The filmmakers collectively received a total of USD 84,000 in cash prizes and were honoured at a reception hosted by the Alfred P. Sloan Foundation in Park City. Prior to the reception, the Feature Film Prize winner Cristina Costantini participated in a Sloan Foundation–sponsored Beyond Film event, The Big Conversation: Breaking Barriers, where panellists discussed the scientific and technological barriers that are exemplified by broader cultural and social challenges faced by scientists, engineers, and mathematicians, and how they are united in fascinating, complex narratives in film and television.

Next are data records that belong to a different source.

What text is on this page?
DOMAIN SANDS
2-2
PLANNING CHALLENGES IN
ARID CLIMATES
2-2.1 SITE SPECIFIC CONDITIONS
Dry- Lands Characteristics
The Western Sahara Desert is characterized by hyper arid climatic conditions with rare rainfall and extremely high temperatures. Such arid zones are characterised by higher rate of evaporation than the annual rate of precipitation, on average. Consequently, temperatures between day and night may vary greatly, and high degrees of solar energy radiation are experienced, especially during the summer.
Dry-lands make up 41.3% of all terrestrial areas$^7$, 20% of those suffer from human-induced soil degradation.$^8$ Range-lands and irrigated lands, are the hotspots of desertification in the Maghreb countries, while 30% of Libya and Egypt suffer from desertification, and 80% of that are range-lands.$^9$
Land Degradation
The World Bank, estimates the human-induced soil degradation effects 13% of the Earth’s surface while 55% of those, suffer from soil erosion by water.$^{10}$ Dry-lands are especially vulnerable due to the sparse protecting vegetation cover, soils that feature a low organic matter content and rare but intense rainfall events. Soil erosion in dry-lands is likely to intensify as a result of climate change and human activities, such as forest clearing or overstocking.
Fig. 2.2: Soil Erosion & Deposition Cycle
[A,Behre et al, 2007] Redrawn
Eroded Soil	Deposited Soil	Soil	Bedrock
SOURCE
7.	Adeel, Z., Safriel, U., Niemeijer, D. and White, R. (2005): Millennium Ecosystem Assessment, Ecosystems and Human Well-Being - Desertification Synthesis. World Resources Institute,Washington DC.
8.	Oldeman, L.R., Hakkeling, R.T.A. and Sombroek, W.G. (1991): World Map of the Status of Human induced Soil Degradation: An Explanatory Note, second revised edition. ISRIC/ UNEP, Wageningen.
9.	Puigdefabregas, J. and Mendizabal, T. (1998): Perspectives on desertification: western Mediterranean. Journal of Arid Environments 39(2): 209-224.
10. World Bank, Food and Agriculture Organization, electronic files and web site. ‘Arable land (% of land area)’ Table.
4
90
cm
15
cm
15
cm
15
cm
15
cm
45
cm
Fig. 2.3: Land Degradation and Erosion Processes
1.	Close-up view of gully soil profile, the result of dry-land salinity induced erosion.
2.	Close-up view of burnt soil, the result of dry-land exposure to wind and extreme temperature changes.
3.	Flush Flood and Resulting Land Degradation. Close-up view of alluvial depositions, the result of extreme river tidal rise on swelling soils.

Cristina Costantini, director of SALLY, an official selection of the 2025 Sundance Film Festival. Courtesy of Sundance Institute.
“We are delighted to honour Cristina Costantini’s SALLY, a feature-length documentary that honours the remarkable, closeted life of pioneering astronaut and physicist Sally Ride, the first American woman to go to space,” said Doron Weber, Vice President and Program Director at the Alfred P. Sloan Foundation. “We are also immensely pleased to award three screenwriting fellowships to three outstanding women writers – Ella Gale, Katla Sólnes, and Brittany Wang – who explore the unique challenges faced by women in science determined to contribute to their field and be treated as equals. This year’s winners are wonderful additions to the nationwide Sloan film program and further proof of the vitality of our landmark, two-decade partnership with Sundance.”
SALLY has been awarded the 2025 Alfred P. Sloan Feature Film Prize and received a USD 25,000 cash award from the Alfred P. Sloan Foundation at yesterday’s reception. The Prize is selected by a jury of film and science professionals and presented to an outstanding feature film focusing on science or technology as a theme, or depicting a scientist, engineer, or mathematician as a major character. The 2025 jury for the Alfred P. Sloan Feature Film Prize included Michael Almereyda, Nia Imara, Monica Lopez, Nicholas Ma, and Sam & Andy Zuchero.

Ella Gale
Comedy writer, director and fiction podcaster Ella Gale will receive a USD17,000 cash award from the Alfred P. Sloan Foundation for Greenwashers through the Sundance Institute | Sloan Episodic Fellowship. Previous recipients of the Sundance Institute | Sloan Episodic Fellowship include: Tektite, The Professor and the Spy, Our Dark Lady, The Harvard Computers, and Higher.

Katla Sólnes
Icelandic writer-director Katla Sólnes will receive a USD 17,000 cash award from the Alfred P. Sloan Foundation for Eruption through the Sundance Institute | Sloan Development Fellowship. Previous recipients of the Sundance Institute | Sloan Development Fellowship include: Satoshi, Light Mass Energy, Moving Bangladesh, Chariot, and Tidal Disruption. She is also the recipient of the 2024 Sloan Screenwriting Award at Columbia University.

Brittany Wang
Born in Tianjin, China, and raised in suburban Maryland, screenwriter Brittany Wang will receive a USD 25,000 cash award from the Alfred P. Sloan Foundation for Thin Ice through the Sundance Institute | Sloan Commissioning Grant. Previous winners of the Sundance Institute | Sloan Commissioning Grant include: Inverses, Incompleteness, The Futurist, Pharmacopeia, The Plutonians, and Challenger.